Why would you use this rather than your existing configuration management system? The latter reuses existing infrastructure and is naturally more concurrent and scalable.
I get this is a push mechanism and configuration management is generally pull-based, alternatively tools like Ansible exist which can perform the same task and then some.
Since we are the sysop team of a students council with very fluctuating members, we have to keep our whole infrastructure as simple as possible. That means: Very simple virtual machines with very few software packages on it, very detailed documentation and so on. The problem is that students are joining our team partly with very little knowledge. Configuration management would mean another system to figure out for every member.
As opposed to every new member having to figure out this new project?
Documentation is your best bet. It would be better to teach students about things that are currently being used instead of making up your own solutions.

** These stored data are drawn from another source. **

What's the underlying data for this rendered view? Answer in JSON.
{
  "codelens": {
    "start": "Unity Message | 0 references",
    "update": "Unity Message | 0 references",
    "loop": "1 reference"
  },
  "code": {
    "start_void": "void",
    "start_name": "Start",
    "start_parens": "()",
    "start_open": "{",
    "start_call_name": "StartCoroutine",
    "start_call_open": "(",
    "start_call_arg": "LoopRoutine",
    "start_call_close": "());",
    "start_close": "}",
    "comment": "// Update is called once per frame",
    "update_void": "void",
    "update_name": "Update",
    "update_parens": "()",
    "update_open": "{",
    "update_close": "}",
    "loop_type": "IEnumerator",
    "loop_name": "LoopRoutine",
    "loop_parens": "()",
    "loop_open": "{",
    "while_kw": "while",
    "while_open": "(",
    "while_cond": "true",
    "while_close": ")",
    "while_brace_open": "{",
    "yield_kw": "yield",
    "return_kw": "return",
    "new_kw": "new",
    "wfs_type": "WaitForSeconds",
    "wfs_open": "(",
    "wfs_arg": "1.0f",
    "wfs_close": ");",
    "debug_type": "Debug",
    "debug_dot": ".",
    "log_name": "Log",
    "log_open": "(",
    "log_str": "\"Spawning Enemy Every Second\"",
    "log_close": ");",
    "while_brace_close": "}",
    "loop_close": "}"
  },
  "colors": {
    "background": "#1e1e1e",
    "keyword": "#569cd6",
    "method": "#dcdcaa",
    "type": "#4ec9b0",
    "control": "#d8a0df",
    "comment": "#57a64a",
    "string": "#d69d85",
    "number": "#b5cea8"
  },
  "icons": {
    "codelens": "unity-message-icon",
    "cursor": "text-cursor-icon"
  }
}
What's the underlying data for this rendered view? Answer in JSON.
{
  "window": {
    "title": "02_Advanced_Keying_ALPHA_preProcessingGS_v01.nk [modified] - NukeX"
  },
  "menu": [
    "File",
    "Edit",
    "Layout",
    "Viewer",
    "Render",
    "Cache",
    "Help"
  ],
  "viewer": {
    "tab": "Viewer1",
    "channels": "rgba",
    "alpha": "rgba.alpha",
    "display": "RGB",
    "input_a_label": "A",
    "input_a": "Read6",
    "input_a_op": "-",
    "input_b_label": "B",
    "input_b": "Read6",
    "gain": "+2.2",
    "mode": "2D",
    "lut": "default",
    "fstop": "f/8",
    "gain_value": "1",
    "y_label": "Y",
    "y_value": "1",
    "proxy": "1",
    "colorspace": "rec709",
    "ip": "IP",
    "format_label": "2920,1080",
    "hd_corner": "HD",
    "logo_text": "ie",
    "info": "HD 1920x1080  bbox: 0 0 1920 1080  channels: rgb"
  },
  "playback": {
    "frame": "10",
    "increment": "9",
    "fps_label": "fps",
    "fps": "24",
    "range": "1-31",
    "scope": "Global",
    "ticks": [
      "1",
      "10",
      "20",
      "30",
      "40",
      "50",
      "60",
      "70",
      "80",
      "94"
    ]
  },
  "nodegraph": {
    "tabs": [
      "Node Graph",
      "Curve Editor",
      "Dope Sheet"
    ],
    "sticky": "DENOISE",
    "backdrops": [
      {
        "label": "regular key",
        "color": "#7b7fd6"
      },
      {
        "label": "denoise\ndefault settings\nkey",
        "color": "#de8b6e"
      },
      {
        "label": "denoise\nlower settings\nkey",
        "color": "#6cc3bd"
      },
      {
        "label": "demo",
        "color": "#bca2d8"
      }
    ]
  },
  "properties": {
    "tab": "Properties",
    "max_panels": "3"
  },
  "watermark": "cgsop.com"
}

Though, there is a lot to gain from rolling your own solutions, so: ¯\_(ツ)_/¯
Here's why I think configuration management, Ansible in particular, would be a good idea for your use case:
1. Playbooks are executable documentation that's concise, accurate and doesn't rot away as fast. And no one can put off writing it.

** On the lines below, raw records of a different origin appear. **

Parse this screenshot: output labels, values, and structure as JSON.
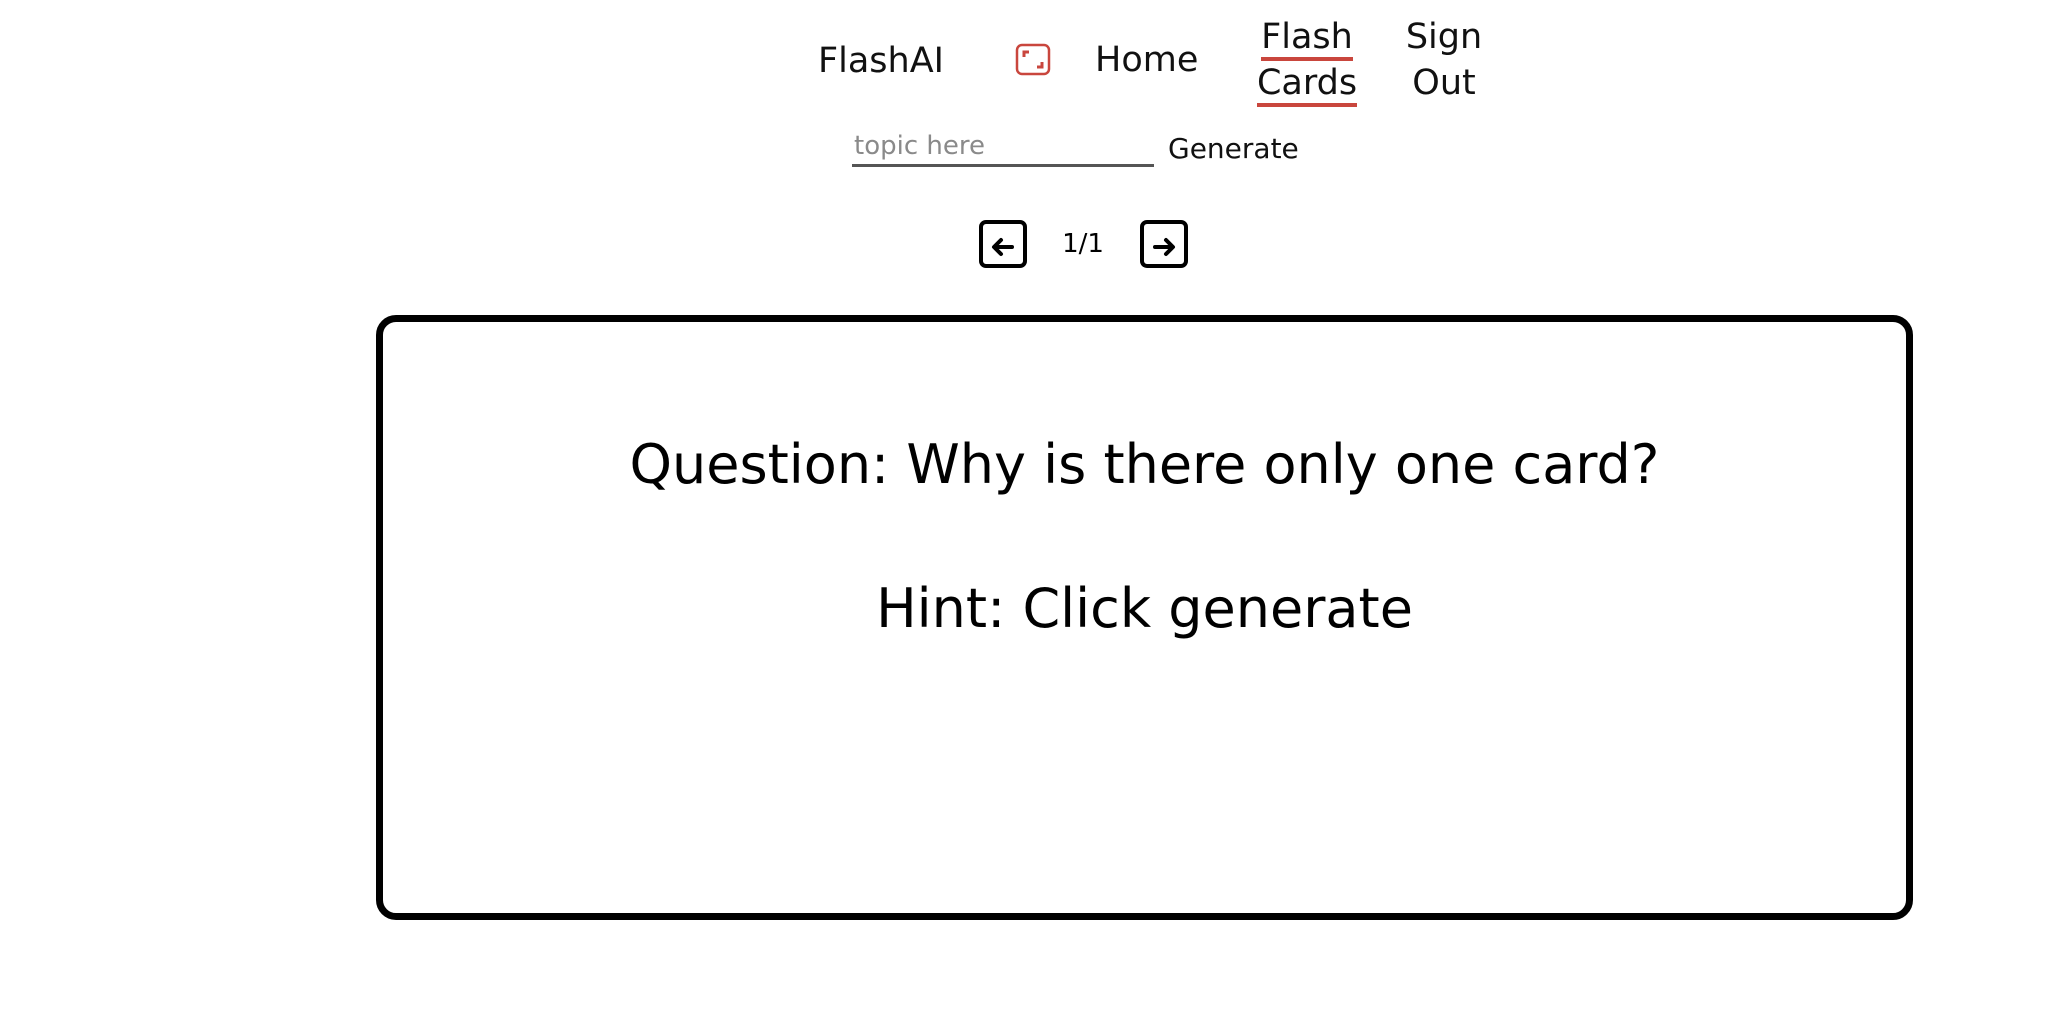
{
  "nav": {
    "brand": "FlashAI",
    "mode_icon": "fullscreen-icon",
    "home_label": "Home",
    "flash_line1": "Flash",
    "flash_line2": "Cards",
    "signout_line1": "Sign",
    "signout_line2": "Out",
    "accent_color": "#c9463d"
  },
  "generator": {
    "placeholder": "topic here",
    "value": "",
    "button_label": "Generate"
  },
  "pager": {
    "prev_icon": "arrow-left-icon",
    "next_icon": "arrow-right-icon",
    "count": "1/1"
  },
  "card": {
    "question": "Question: Why is there only one card?",
    "hint": "Hint: Click generate"
  }
}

2. If you keep them in git, you'll later have a history of what changed when - and who did it!
3. Your servers will stay consistent. Less trying to debug why server X behaves differently than server Y. No more forgetting one server when doing mass changes.

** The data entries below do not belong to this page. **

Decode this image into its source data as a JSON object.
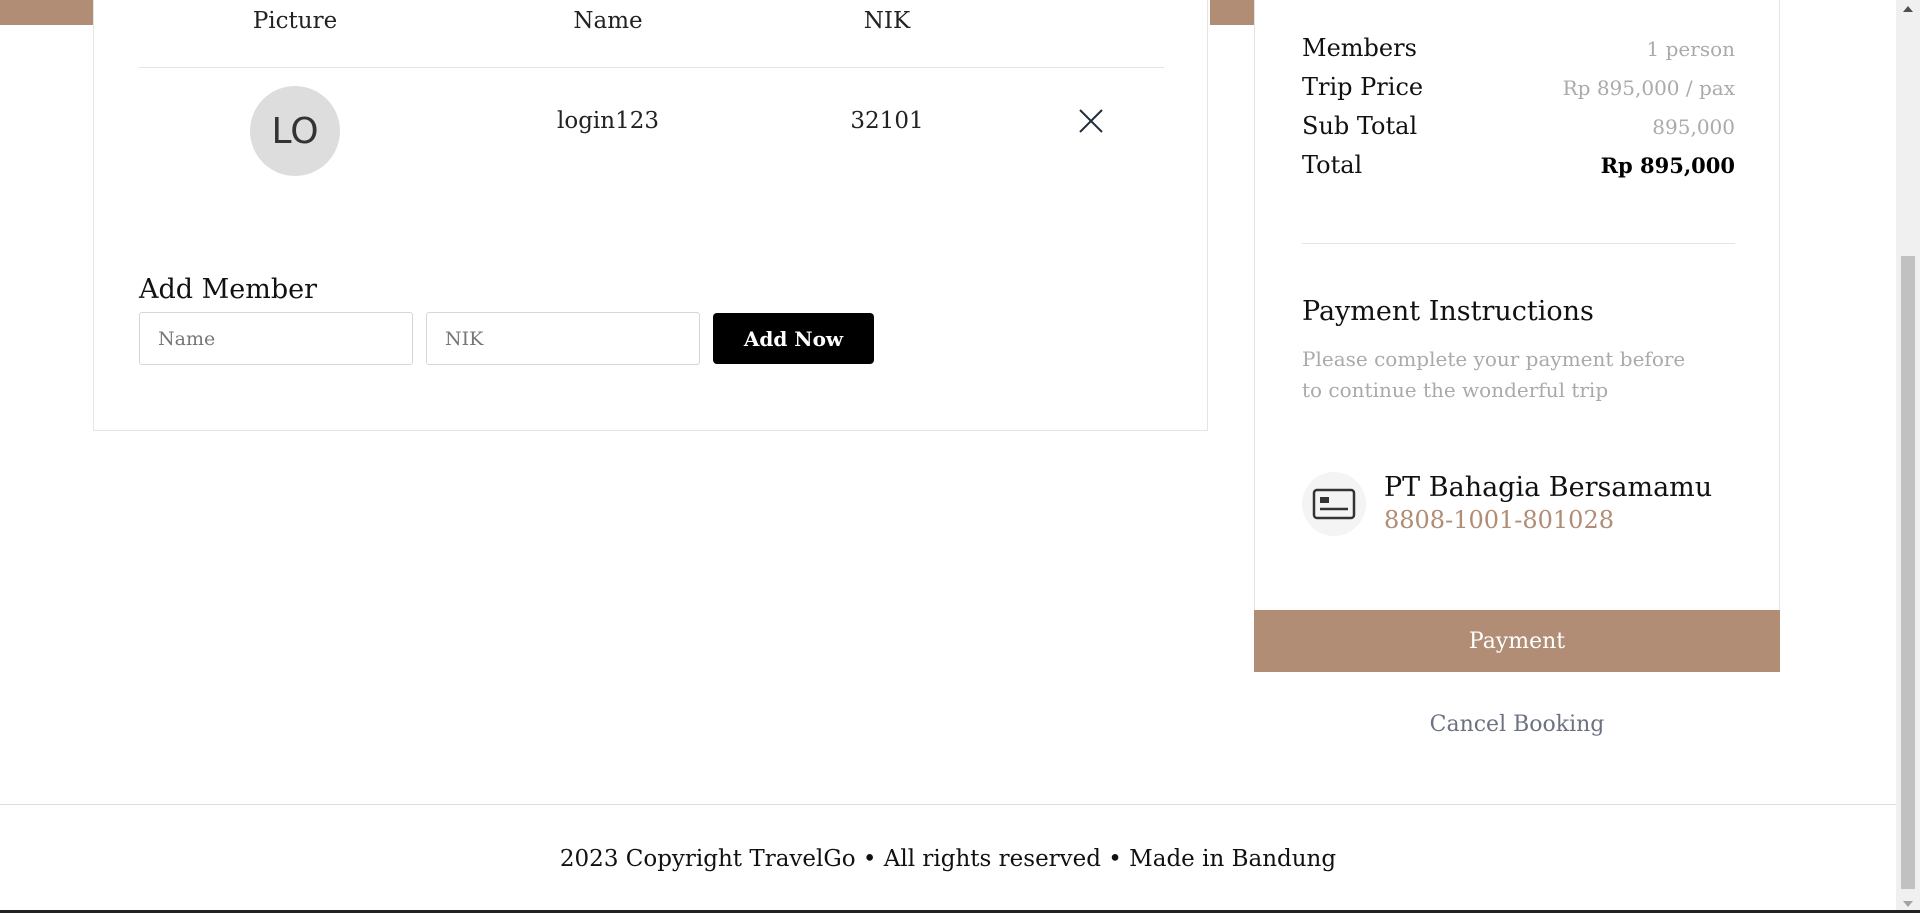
{
  "members_table": {
    "headers": [
      "Picture",
      "Name",
      "NIK"
    ],
    "rows": [
      {
        "avatar_initials": "LO",
        "name": "login123",
        "nik": "32101"
      }
    ]
  },
  "add_member": {
    "title": "Add Member",
    "name_placeholder": "Name",
    "nik_placeholder": "NIK",
    "button_label": "Add Now"
  },
  "summary": {
    "members_label": "Members",
    "members_value": "1 person",
    "trip_price_label": "Trip Price",
    "trip_price_value": "Rp 895,000 / pax",
    "subtotal_label": "Sub Total",
    "subtotal_value": "895,000",
    "total_label": "Total",
    "total_value": "Rp 895,000"
  },
  "payment": {
    "title": "Payment Instructions",
    "description": "Please complete your payment before to continue the wonderful trip",
    "bank_name": "PT Bahagia Bersamamu",
    "account_number": "8808-1001-801028",
    "pay_button": "Payment",
    "cancel_link": "Cancel Booking"
  },
  "footer": {
    "text": "2023 Copyright TravelGo • All rights reserved • Made in Bandung"
  },
  "icons": {
    "remove": "close-icon",
    "bank": "credit-card-icon"
  },
  "colors": {
    "accent": "#b08d74",
    "button_dark": "#000000",
    "muted_text": "#aaaaaa"
  }
}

4. Your members will need to learn one less thing specific to your infrastructure.
5. Your members may learn something useful. It's a CS student council, they should be able to pick it up. And they don't need to understand it completely right away. (I know that's a controversial thing to say in university circles ;) Copy/paste + knowing how to run it should be enough at first.
6. Once you have it in place, you can still decide if you want to automate more things -- or not!
7. Why Ansible in particular: no server side software, leaves no trace on server -> you can always just stop using it.
Note: It's totally ok to not do everything but just the common things in config management.
Here's a hopefully complete (but untested) example optimized for beginner-friendlyness, just to give you an example. It's shorter than your code!
# On workstation, nothing extra is needed on servers (well, except Python):
dnf install ansible
# Put your own SSH key on the servers manually.
# File "site.yml":
---
- hosts: all # "all", or a hostname, or a groupname
vars_files:
- keys.yml
tasks: # always executed in the order they're written
- authorized_key: user="root" key="{{ item }}" state=present # use state=absent to remove keys
with_items: user_keys["Alice"]
- authorized_key: user="root" key="{{ item }}" state=present
with_items: user_keys["Bob"]
# File "keys.yml":
---
user_keys:
Alice:
- "ssh-rsa AAA....."
- "ssh-rsa AAA....."
Bob:
- "ssh-rsa AAA....."
- "ssh-rsa AAA....."
# File "hosts":
[my_hosts] # This line is optional. It groups hosts.
demo-host ansible_host=10.11.12.13 ansible_ssh_user=root
# Deploy:
ansible-playbook -i hosts site.yml
# Run it, but make it not change anything on the servers:
ansible-playbook -i hosts site.yml --check
Now, no one has to remember to push the keys whenever something changes, and you no longer get spurious host key messages.